But with the Federal Reserve likely to keep interest rates on hold for the foreseeable future, there are hopes that the housing market will begin to rebound.
On Monday, the National Association of Home Builders will release the latest monthly survey of workers. Confidence has risen in February thanks to a dipping of mortgage rates, which have fallen along with the long-term bond that will result in this year.
Mortgage rates have fallen even recently due to the Fed, as well as concerns about China's economy and the latest Brexit drama. The 30-year fixed rate mortgage reached 4.31% last week, the lowest level more than a year.
"The housing market benefits from the volatility of the stock market," said Odeta Kushi, deputy chief economist at First American. "We have a ton of quicker demand than older Millennials sitting on the sidelines waiting to be homeowners. Lower rates should push up sales at home."
Kushi said that the latest work reports are great for housing, too. Although the number of jobs added is disappointing, the wages continue to rise. And it can help people who are trying to save money, so they can return home living or rent a home.

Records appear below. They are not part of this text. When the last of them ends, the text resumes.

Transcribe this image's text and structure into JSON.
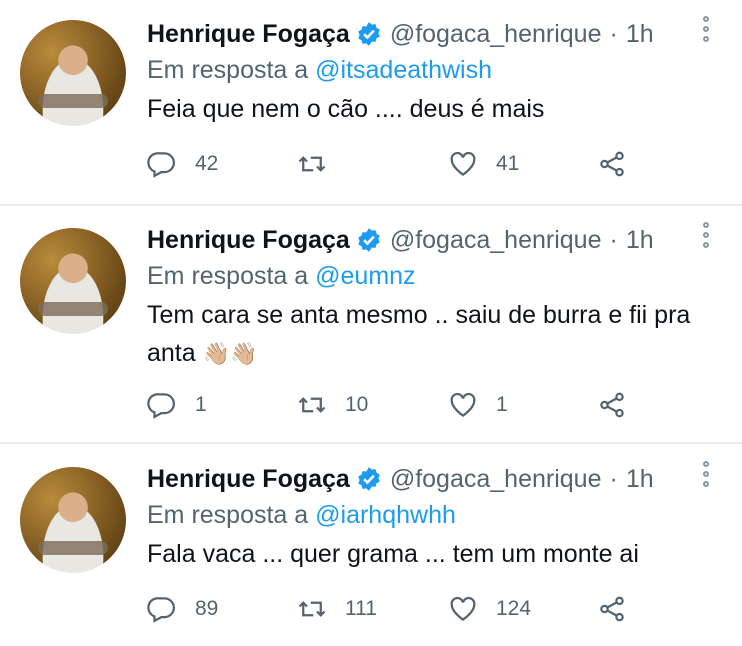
{
  "colors": {
    "link": "#1d9bf0",
    "muted": "#536471",
    "verified": "#1d9bf0"
  },
  "tweets": [
    {
      "name": "Henrique Fogaça",
      "handle": "@fogaca_henrique",
      "separator": "·",
      "time": "1h",
      "reply_prefix": "Em resposta a",
      "reply_to": "@itsadeathwish",
      "text": "Feia que nem o cão .... deus é mais",
      "text2": "",
      "emoji": "",
      "replies": "42",
      "retweets": "",
      "likes": "41"
    },
    {
      "name": "Henrique Fogaça",
      "handle": "@fogaca_henrique",
      "separator": "·",
      "time": "1h",
      "reply_prefix": "Em resposta a",
      "reply_to": "@eumnz",
      "text": "Tem cara se anta mesmo .. saiu de burra e fii pra",
      "text2": "anta ",
      "emoji": "👋🏼👋🏼",
      "replies": "1",
      "retweets": "10",
      "likes": "1"
    },
    {
      "name": "Henrique Fogaça",
      "handle": "@fogaca_henrique",
      "separator": "·",
      "time": "1h",
      "reply_prefix": "Em resposta a",
      "reply_to": "@iarhqhwhh",
      "text": "Fala vaca ... quer grama ... tem um monte ai",
      "text2": "",
      "emoji": "",
      "replies": "89",
      "retweets": "111",
      "likes": "124"
    }
  ],
  "icons": {
    "reply": "reply-icon",
    "retweet": "retweet-icon",
    "like": "heart-icon",
    "share": "share-icon",
    "verified": "verified-badge-icon",
    "more": "more-options-icon"
  }
}
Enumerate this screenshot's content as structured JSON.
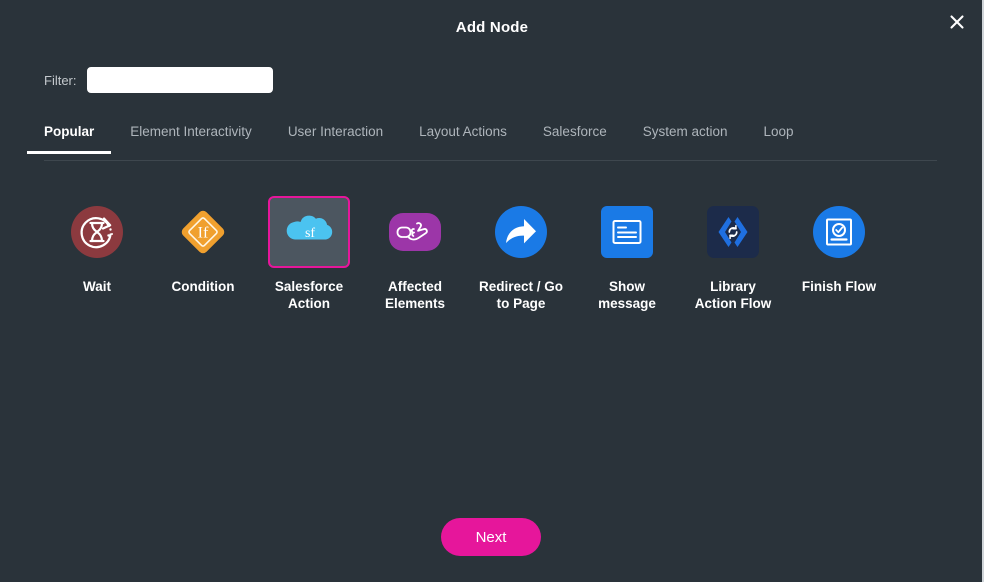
{
  "dialog": {
    "title": "Add Node",
    "close_icon": "close-icon"
  },
  "filter": {
    "label": "Filter:",
    "value": "",
    "placeholder": ""
  },
  "tabs": [
    {
      "label": "Popular",
      "active": true
    },
    {
      "label": "Element Interactivity",
      "active": false
    },
    {
      "label": "User Interaction",
      "active": false
    },
    {
      "label": "Layout Actions",
      "active": false
    },
    {
      "label": "Salesforce",
      "active": false
    },
    {
      "label": "System action",
      "active": false
    },
    {
      "label": "Loop",
      "active": false
    }
  ],
  "nodes": [
    {
      "label": "Wait",
      "icon": "wait-hourglass-icon",
      "selected": false,
      "color": "#8c3a3f"
    },
    {
      "label": "Condition",
      "icon": "condition-if-icon",
      "selected": false,
      "color": "#f0a02e"
    },
    {
      "label": "Salesforce\nAction",
      "icon": "salesforce-cloud-icon",
      "selected": true,
      "color": "#4bc3f0"
    },
    {
      "label": "Affected\nElements",
      "icon": "affected-elements-icon",
      "selected": false,
      "color": "#9c36a8"
    },
    {
      "label": "Redirect / Go\nto Page",
      "icon": "redirect-arrow-icon",
      "selected": false,
      "color": "#1a7ae6"
    },
    {
      "label": "Show\nmessage",
      "icon": "show-message-icon",
      "selected": false,
      "color": "#1a7ae6"
    },
    {
      "label": "Library\nAction Flow",
      "icon": "library-action-flow-icon",
      "selected": false,
      "color": "#1c2b4a"
    },
    {
      "label": "Finish Flow",
      "icon": "finish-flow-icon",
      "selected": false,
      "color": "#1a7ae6"
    }
  ],
  "footer": {
    "next_label": "Next"
  },
  "colors": {
    "background": "#2a333a",
    "accent": "#e6169b",
    "selected_card_bg": "#4c5660",
    "tab_active_text": "#ffffff",
    "tab_inactive_text": "#aeb5bb"
  }
}
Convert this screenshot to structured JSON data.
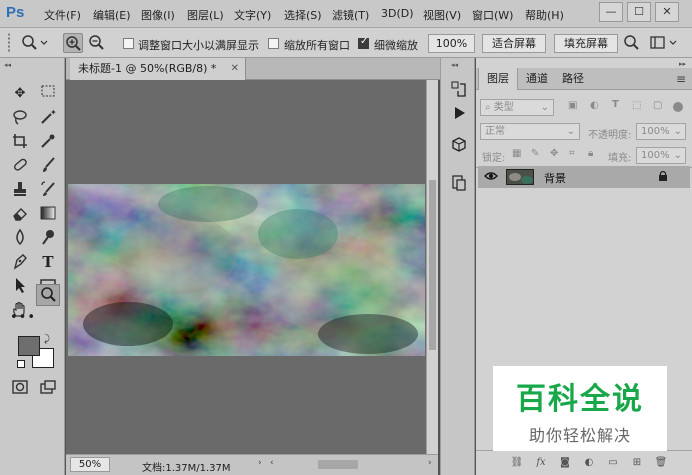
{
  "app": {
    "logo": "Ps"
  },
  "menu": [
    "文件(F)",
    "编辑(E)",
    "图像(I)",
    "图层(L)",
    "文字(Y)",
    "选择(S)",
    "滤镜(T)",
    "3D(D)",
    "视图(V)",
    "窗口(W)",
    "帮助(H)"
  ],
  "window_controls": {
    "minimize": "—",
    "maximize": "☐",
    "close": "✕"
  },
  "options": {
    "resize_windows": {
      "label": "调整窗口大小以满屏显示",
      "checked": false
    },
    "zoom_all": {
      "label": "缩放所有窗口",
      "checked": false
    },
    "scrubby_zoom": {
      "label": "细微缩放",
      "checked": true
    },
    "zoom_100": "100%",
    "fit_screen": "适合屏幕",
    "fill_screen": "填充屏幕"
  },
  "document": {
    "tab_title": "未标题-1 @ 50%(RGB/8) *",
    "zoom": "50%",
    "status": "文档:1.37M/1.37M"
  },
  "panel": {
    "tabs": [
      "图层",
      "通道",
      "路径"
    ],
    "active_tab": "图层",
    "filter_kind": "类型",
    "blend_mode": "正常",
    "opacity_label": "不透明度:",
    "opacity_value": "100%",
    "lock_label": "锁定:",
    "fill_label": "填充:",
    "fill_value": "100%",
    "layers": [
      {
        "name": "背景",
        "visible": true,
        "locked": true
      }
    ]
  },
  "watermark": {
    "title": "百科全说",
    "subtitle": "助你轻松解决"
  },
  "colors": {
    "foreground": "#6e6e6e",
    "background": "#ffffff",
    "accent_green": "#18a84a"
  }
}
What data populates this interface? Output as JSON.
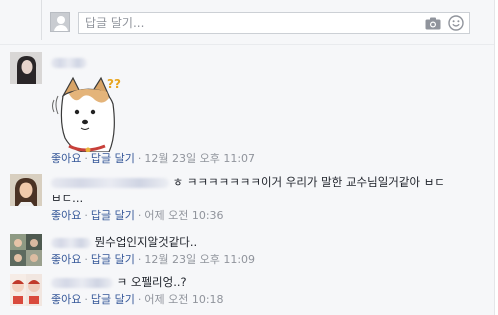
{
  "reply_box": {
    "placeholder": "답글 달기..."
  },
  "comments": [
    {
      "text": "",
      "like_label": "좋아요",
      "reply_label": "답글 달기",
      "timestamp": "12월 23일 오후 11:07",
      "has_sticker": true,
      "sticker_text": "??"
    },
    {
      "text": "ㅎ ㅋㅋㅋㅋㅋㅋㅋ이거 우리가 말한 교수님일거같아 ㅂㄷ",
      "text_line2": "ㅂㄷ...",
      "like_label": "좋아요",
      "reply_label": "답글 달기",
      "timestamp": "어제 오전 10:36"
    },
    {
      "text": "뭔수업인지알것같다..",
      "like_label": "좋아요",
      "reply_label": "답글 달기",
      "timestamp": "12월 23일 오후 11:09"
    },
    {
      "text": "ㅋ 오펠리엉..?",
      "like_label": "좋아요",
      "reply_label": "답글 달기",
      "timestamp": "어제 오전 10:18"
    }
  ],
  "colors": {
    "link": "#365899",
    "meta": "#90949c",
    "background": "#f6f7f9"
  }
}
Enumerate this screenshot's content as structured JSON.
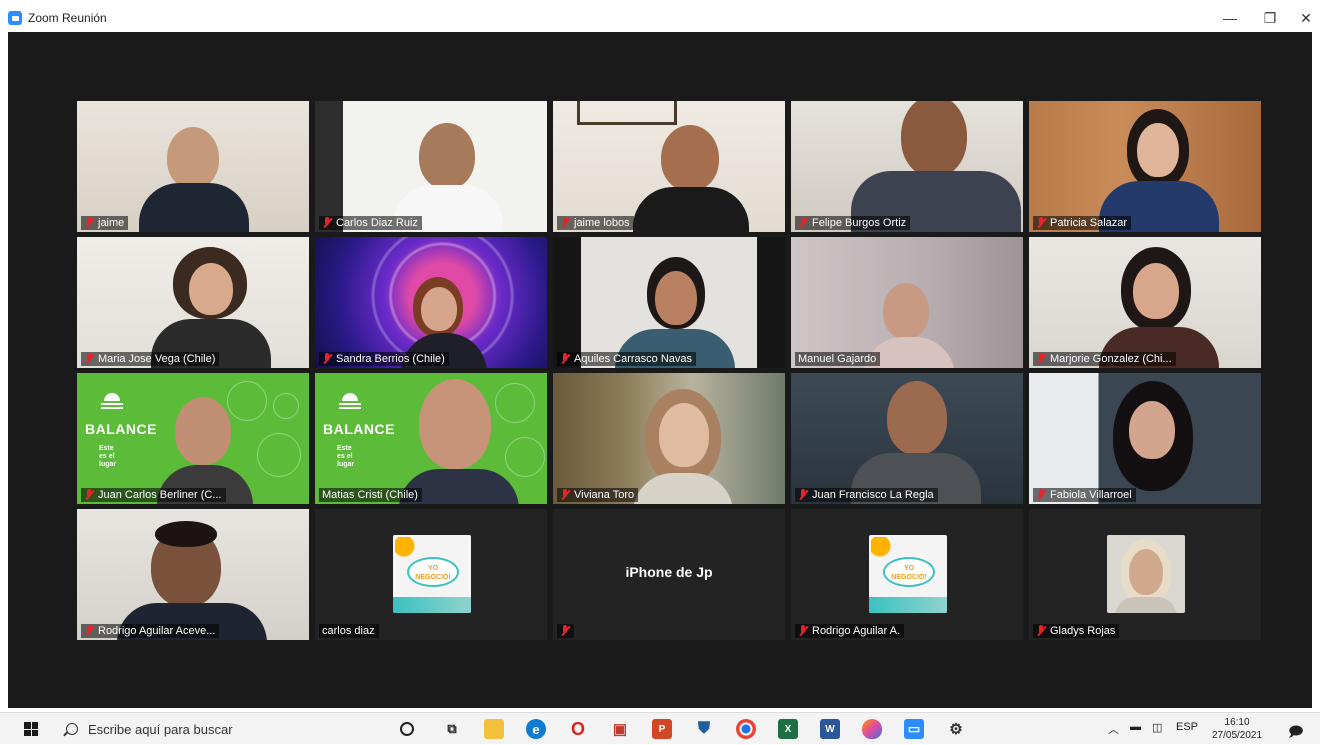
{
  "window": {
    "title": "Zoom Reunión",
    "minimize": "—",
    "maximize": "❐",
    "close": "✕"
  },
  "participants": [
    {
      "name": "jaime",
      "muted": true
    },
    {
      "name": "Carlos Diaz Ruiz",
      "muted": true
    },
    {
      "name": "jaime lobos",
      "muted": true
    },
    {
      "name": "Felipe Burgos Ortiz",
      "muted": true
    },
    {
      "name": "Patricia Salazar",
      "muted": true
    },
    {
      "name": "Maria Jose Vega (Chile)",
      "muted": true
    },
    {
      "name": "Sandra Berrios (Chile)",
      "muted": true
    },
    {
      "name": "Aquiles Carrasco Navas",
      "muted": true
    },
    {
      "name": "Manuel Gajardo",
      "muted": false
    },
    {
      "name": "Marjorie Gonzalez (Chi...",
      "muted": true
    },
    {
      "name": "Juan Carlos Berliner (C...",
      "muted": true,
      "background_text": "BALANCE"
    },
    {
      "name": "Matias Cristi (Chile)",
      "muted": false,
      "active_speaker": true,
      "background_text": "BALANCE"
    },
    {
      "name": "Viviana Toro",
      "muted": true
    },
    {
      "name": "Juan Francisco La Regla",
      "muted": true
    },
    {
      "name": "Fabiola Villarroel",
      "muted": true
    },
    {
      "name": "Rodrigo Aguilar Aceve...",
      "muted": true
    },
    {
      "name": "carlos diaz",
      "muted": false,
      "video_off": true,
      "avatar": "yo-negocio-logo"
    },
    {
      "name": "",
      "muted": true,
      "video_off": true,
      "device_label": "iPhone de Jp"
    },
    {
      "name": "Rodrigo Aguilar A.",
      "muted": true,
      "video_off": true,
      "avatar": "yo-negocio-logo"
    },
    {
      "name": "Gladys Rojas",
      "muted": true,
      "video_off": true,
      "avatar": "photo"
    }
  ],
  "balance_small_text": "Este\nes el\nlugar",
  "yo_negocio_text": "YO\nNEGOCIO!",
  "taskbar": {
    "search_placeholder": "Escribe aquí para buscar",
    "language": "ESP",
    "time": "16:10",
    "date": "27/05/2021",
    "notification_count": "1"
  },
  "colors": {
    "meeting_bg": "#1a1a1a",
    "muted_icon": "#e5252a",
    "active_speaker_border": "#e6f06a",
    "zoom_blue": "#2d8cff",
    "balance_green": "#5dbb3a"
  }
}
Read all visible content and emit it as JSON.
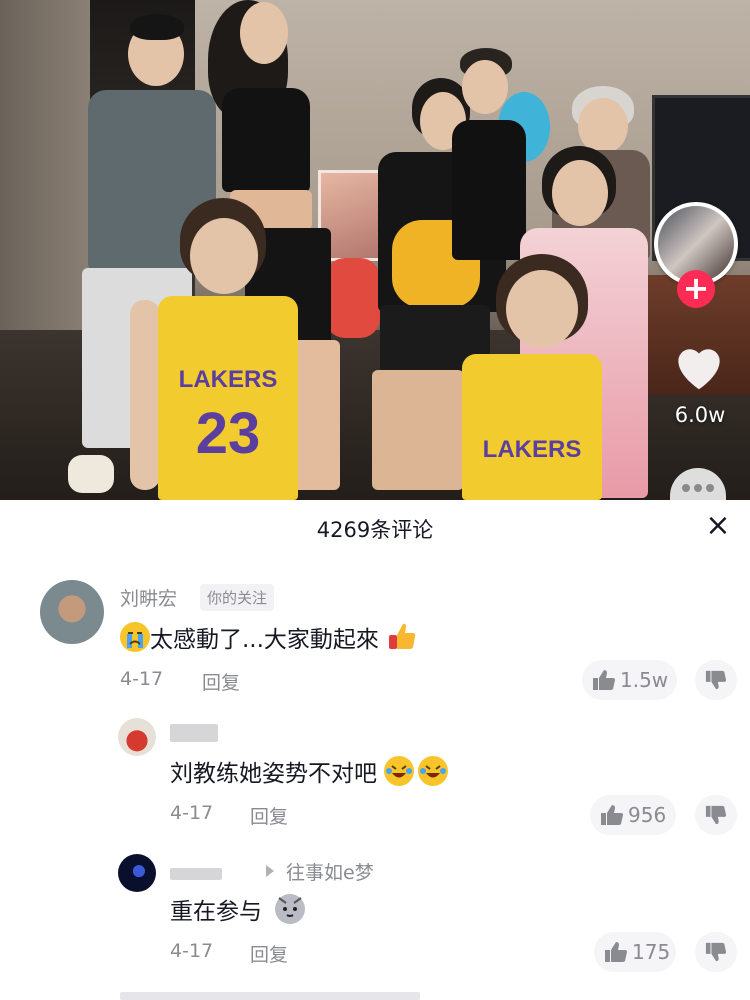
{
  "video": {
    "jersey_text": "LAKERS",
    "jersey_number": "23",
    "like_count": "6.0w"
  },
  "comments_sheet": {
    "title": "4269条评论",
    "close_icon": "×"
  },
  "comments": [
    {
      "author": "刘畊宏",
      "tag": "你的关注",
      "text": "太感動了...大家動起來",
      "emoji_before": "crying-face",
      "emoji_after": "thumbs-up",
      "date": "4-17",
      "reply_label": "回复",
      "likes": "1.5w"
    },
    {
      "author": "",
      "text": "刘教练她姿势不对吧",
      "emoji_after": "rofl-face",
      "date": "4-17",
      "reply_label": "回复",
      "likes": "956"
    },
    {
      "author": "往事如e梦",
      "text": "重在参与",
      "emoji_after": "cat-face",
      "date": "4-17",
      "reply_label": "回复",
      "likes": "175"
    }
  ],
  "colors": {
    "accent": "#fe2c55",
    "jersey": "#f2cc2e",
    "jersey_text": "#5b3fa0"
  }
}
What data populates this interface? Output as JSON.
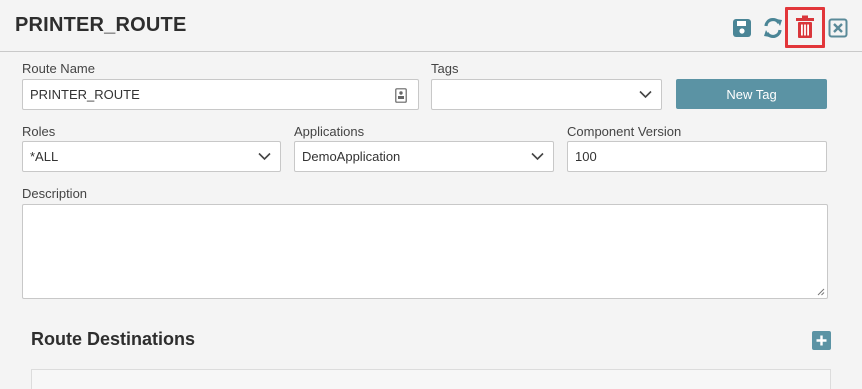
{
  "header": {
    "title": "PRINTER_ROUTE",
    "actions": [
      {
        "name": "save-icon",
        "color": "#4a8596"
      },
      {
        "name": "refresh-icon",
        "color": "#4a8596"
      },
      {
        "name": "trash-icon",
        "color": "#d9363b"
      },
      {
        "name": "close-icon",
        "color": "#5a8a99"
      }
    ]
  },
  "form": {
    "route_name": {
      "label": "Route Name",
      "value": "PRINTER_ROUTE"
    },
    "tags": {
      "label": "Tags",
      "value": ""
    },
    "new_tag_button": "New Tag",
    "roles": {
      "label": "Roles",
      "value": "*ALL"
    },
    "applications": {
      "label": "Applications",
      "value": "DemoApplication"
    },
    "component_version": {
      "label": "Component Version",
      "value": "100"
    },
    "description": {
      "label": "Description",
      "value": ""
    }
  },
  "route_destinations": {
    "title": "Route Destinations"
  },
  "colors": {
    "accent": "#5b93a4",
    "highlight": "#e2363a",
    "background": "#f4f4f4"
  }
}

He teaches a recent rise in home construction and housing completions as another great sign. The supply is greater than it is. "The housing market remains poised for a strong spring," said Joel Kan, associate the vice president of economic and industry forecasting for the Mortgage Bankers Association, writing in its latest report on mortgage applications. The amount of loan application increased by 2.3% last month.
"We're starting to see signs of more new residential construction and inventory, which adds buying opportunities for many home buyers hampered by the continued lack of supply, "Kan added.
The latest MBA figure in mortgage applications will be released on Wednesday.
All of this can lead to a turnaround in the existing home sales numbers for February, which was released by the National Association of Realtors on Friday. 1.2% fall from December to January. But Kushi thinks they have recovered last month.
That should be good news for housing-related stocks, which is a very happy start to 2019 in the hope that the market is ready for a big return.
2. Losing the balance of the balance of the Fed : The US central bank will make its final decision on Wednesday at 2 pm, and chair Jerome Powell will speak at 2:30 pm. There is no expected rate hike, so the hot topic is whether the Fed will tell about changes to the so-called quantitative tightening policy.
The company will post a quarterly earnings update on Tuesday after the markets are near. And given the macroeconomic issue is still a big concern, investors are in the view of how it affects one of the largest courier companies in the world.
However, Wall Street relies on good news from Nike when posting revenue after the bell on Thursday. Sales are expected to rise almost 7%. But investors pay attention to what the company says about the needs of China and Europe, given recent signs of weakening in economies.